Ayurveda emphasizes both health maintenance (Svasthavritha) and diagnosis and treatment (Athuravritha). Patients are classified by their prominent dosha, or physical, emotional, and metabolic type, Kapha, Pitta, or Vata, each located in specific organs and associated with two of the five elements (earth, fire, water, air, and ether) and five senses. The dosha represent properties shared by the organs, body, environment and cosmos. When a patient's unique state of dosha is out of balance, illness occurs. Therapy is personalized to the individual's problems and metabolic characteristics to restore individual dosha balance through diet and lifestyle modifications, medicinals (herbs, spices, metals and/or animal products), breathing exercises, and meditation. Detoxification (panchakarma) occurs before medicines begin, including bloodletting, induced vomiting, and bowel purging. The therapeutic approach seeks to cure the disease by reversing the steps that led to it, balancing the dosha (e.g., administering cooling medicines if Pitta, the hot dosha, is predominant) (1) (2).
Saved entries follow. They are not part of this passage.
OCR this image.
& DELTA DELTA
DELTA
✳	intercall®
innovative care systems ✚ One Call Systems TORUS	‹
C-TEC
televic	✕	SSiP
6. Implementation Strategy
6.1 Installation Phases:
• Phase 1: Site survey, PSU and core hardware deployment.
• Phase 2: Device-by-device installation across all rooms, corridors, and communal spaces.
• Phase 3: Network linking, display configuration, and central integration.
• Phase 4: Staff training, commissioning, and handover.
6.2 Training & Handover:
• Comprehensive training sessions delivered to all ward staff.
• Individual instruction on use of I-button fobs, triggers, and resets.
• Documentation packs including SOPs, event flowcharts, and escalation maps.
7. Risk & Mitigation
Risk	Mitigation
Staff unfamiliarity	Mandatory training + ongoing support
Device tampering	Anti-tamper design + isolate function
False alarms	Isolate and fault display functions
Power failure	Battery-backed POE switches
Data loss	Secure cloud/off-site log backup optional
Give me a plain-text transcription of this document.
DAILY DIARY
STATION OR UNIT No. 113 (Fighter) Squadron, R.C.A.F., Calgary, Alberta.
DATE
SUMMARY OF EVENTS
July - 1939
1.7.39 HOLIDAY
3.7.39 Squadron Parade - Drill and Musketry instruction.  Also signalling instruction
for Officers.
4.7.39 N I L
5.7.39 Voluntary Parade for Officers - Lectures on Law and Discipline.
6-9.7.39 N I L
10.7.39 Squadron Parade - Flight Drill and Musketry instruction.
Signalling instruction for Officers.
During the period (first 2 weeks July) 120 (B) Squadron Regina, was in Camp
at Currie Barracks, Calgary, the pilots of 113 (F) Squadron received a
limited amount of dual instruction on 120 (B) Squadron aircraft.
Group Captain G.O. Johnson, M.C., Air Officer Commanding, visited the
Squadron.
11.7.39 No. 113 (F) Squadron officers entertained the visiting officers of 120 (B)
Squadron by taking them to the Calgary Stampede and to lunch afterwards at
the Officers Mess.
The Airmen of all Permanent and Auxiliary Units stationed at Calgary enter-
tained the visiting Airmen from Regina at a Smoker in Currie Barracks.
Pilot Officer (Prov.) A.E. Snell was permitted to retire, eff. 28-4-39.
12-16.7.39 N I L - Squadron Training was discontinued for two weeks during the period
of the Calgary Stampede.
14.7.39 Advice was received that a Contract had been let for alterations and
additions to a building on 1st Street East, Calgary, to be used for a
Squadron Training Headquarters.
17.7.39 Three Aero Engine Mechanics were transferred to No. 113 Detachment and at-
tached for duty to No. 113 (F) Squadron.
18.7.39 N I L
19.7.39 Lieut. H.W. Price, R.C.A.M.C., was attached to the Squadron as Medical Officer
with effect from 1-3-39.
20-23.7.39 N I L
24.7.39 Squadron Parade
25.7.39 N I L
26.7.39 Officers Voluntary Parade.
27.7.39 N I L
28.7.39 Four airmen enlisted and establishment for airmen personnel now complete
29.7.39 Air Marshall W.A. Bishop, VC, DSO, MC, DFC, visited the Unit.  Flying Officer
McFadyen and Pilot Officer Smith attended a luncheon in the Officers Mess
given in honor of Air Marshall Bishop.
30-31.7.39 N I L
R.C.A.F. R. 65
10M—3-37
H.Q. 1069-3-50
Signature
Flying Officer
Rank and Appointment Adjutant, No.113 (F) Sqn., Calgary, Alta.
Many of the more frequently used herbs, such as ashwagandha (Withania somnifera), guggul (Commiphora mukul), Boswellia (Boswellia serrata), gotu kola (Centella asiatica), curcumin (Curcuma longa), ginger (Zingiber officinale), aloe (Aloe barbadensis), and garlic (Allium sativum), have been studied extensively in vitro and in vivo and show antioxidant, antitumor, antimicrobial, immunomodulatory, or antiinflammatory properties. (See monographs on these herbs for more information). Rasayana herbs (said to promote positive health) such as ashwagandha, Asparagus racemosus, Emblica officinalis, Piper longum, and Terminalia chebula show immunostimulant and adaptogenic activities in an animal study (6). Mucuna pruriens, used in preparations for Parkinson's disease, contains L-dopa (3). Ayurvedic gold preparations (e.g., Swarna Bhasma) have antioxidant and restorative effects in animal models of ischemia (7). The herbs most often used to treat diabetes, Gymnema sylvestre, Momordica charantia, fenugreek, Coccinia indica, and Pterocarpus marsupium, show hypoglycemic activity in vitro and in vivo. The herbal mixtures Maharishi Amrit Kalash-4 and -5 have antioxidant properties, inhibit LDL oxidation in vitro, inhibit platelet aggregation, and cause a reduction in aortic arch atheroma in hyperlipidemic rabbits (4). Maharasnadi Quathar, a medicinal used to treat rheumatoid arthritis, increases antioxidant enzyme activity, decreases TBARS generation, and improves symptoms in human subjects (8). Clinical trials confirmed that some Ayurvedic botanical formulations can be used to treat acute viral hepatitis (16); acne vulgaris (19); obesity (21); and rheumatoid arthritis (14) (20).